Disturbing though these figures are, this is not what I want to concentrate on. With one notable exception the delegates would have flown to Spain to take part in the meeting and have flown home afterwards. The exception of course was Greta Thunberg who, interestingly but in a different way, was making the point that I am about to make. Air travel is significant source of greenhouse gases and the meeting of the UNFCCC involved a lot of air travel. How much? Let’s see.


For the distance flown by delegates I based my estimates mainly on the web site ‘distancefromto.net. I assumed that delegates from Spain and neighbouring countries would have travelled by land. There were 6,048 delegates from 197 states. On average each delegate flew 11,700 km. Sixteen of the delegations clocked up more than 1 million air km. Heading the list was Indonesia whose 142 delegates flew an estimated 12376 km each way making a grand total 3.5 million air kilometres. Bangladesh, 1.96 million km of flights, and Tonga, 1.38 million km, have no climate stations in the data base. In total the delegations clocked up 71.3 million air miles. Before you get apoplectic at these figures – cool down – there’s worse to come.


The total attendance at COP25 was 22,354, made up of 11,414 representing states and organisations, 8,775 representing observer organisations and 2,165 from the media. So, the 71.3 million km clocked up by the country delegates were only part of the total. I realise that it is not possible to assume that other participants averaged the same distance as those representing countries. An analysis of those delegates who came from a named country suggested an average distance of 7,300 km, much less than flown by delegates. So, to get the total additional air miles I will use a distance of 7,000 km and exclude the media. That gives a value of 14,121 participants whose air km come to 198 million air km.


The COP 25 meeting of the UNFCCC in 2019, with the ostensible aim of saving the planet, led to an extra 269 million kilometres of flights.


The CO2 emissions per air passenger are around 105 g per kilometre flown. So, COP 25 led to 28,450 tonnes of CO2 being added to the atmosphere. Let’s put this into perspective.

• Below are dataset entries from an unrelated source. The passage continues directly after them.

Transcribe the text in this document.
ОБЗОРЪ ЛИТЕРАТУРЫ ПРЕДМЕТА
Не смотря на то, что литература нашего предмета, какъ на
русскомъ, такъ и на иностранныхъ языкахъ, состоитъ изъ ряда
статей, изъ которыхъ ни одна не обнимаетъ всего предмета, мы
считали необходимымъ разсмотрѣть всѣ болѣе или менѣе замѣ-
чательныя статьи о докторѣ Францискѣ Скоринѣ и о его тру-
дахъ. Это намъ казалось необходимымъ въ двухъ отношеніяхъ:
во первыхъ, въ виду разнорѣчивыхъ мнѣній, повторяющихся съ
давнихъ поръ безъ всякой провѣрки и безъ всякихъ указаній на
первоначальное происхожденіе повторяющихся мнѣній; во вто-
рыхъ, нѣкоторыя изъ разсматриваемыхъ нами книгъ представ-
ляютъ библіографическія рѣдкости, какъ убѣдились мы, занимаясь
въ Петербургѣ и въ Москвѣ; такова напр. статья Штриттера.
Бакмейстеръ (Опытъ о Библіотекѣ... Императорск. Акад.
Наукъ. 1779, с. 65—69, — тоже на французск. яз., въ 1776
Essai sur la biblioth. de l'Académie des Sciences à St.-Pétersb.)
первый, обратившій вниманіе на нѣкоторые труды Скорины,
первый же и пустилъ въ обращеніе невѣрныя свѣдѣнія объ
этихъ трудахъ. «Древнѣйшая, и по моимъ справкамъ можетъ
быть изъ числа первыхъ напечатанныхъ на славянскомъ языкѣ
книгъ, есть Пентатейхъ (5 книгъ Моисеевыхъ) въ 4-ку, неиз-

Scotland, where the next meeting will be held, has 2.5 million cars. The average UK car travels 11800 km/year or 32 km/day. CO2 emissions average 125 gm CO2 per km. So, at the time of the meeting the daily CO2 emission of all the cars in the Scotland will be 10,000 tonnes per day. In other words, by comparison with other measures of CO2 emission, COP 25 was a significant polluter.


To believe that such blatant hypocrisy would convince anyone to reduce their business or holiday flights is indeed a ‘flight of fancy’.


Footnotes:

1.     The details of participation were taken from ‘The List of Participants’ (https://unfccc.int/documents/184482) which was published on 13 December 2019.

2.    The number of climate stations used for temperature data was taken from the file ‘ghcnm.tavg.v4.0.1.20210928.qcu.dat’ downloaded on 29 September 2021. GHCN stands for “Global Historical Climatology Network” and is the largest data base of global monthly temperature.

1.     The values for fuel consumption and car use represent typical values taken from more than one site.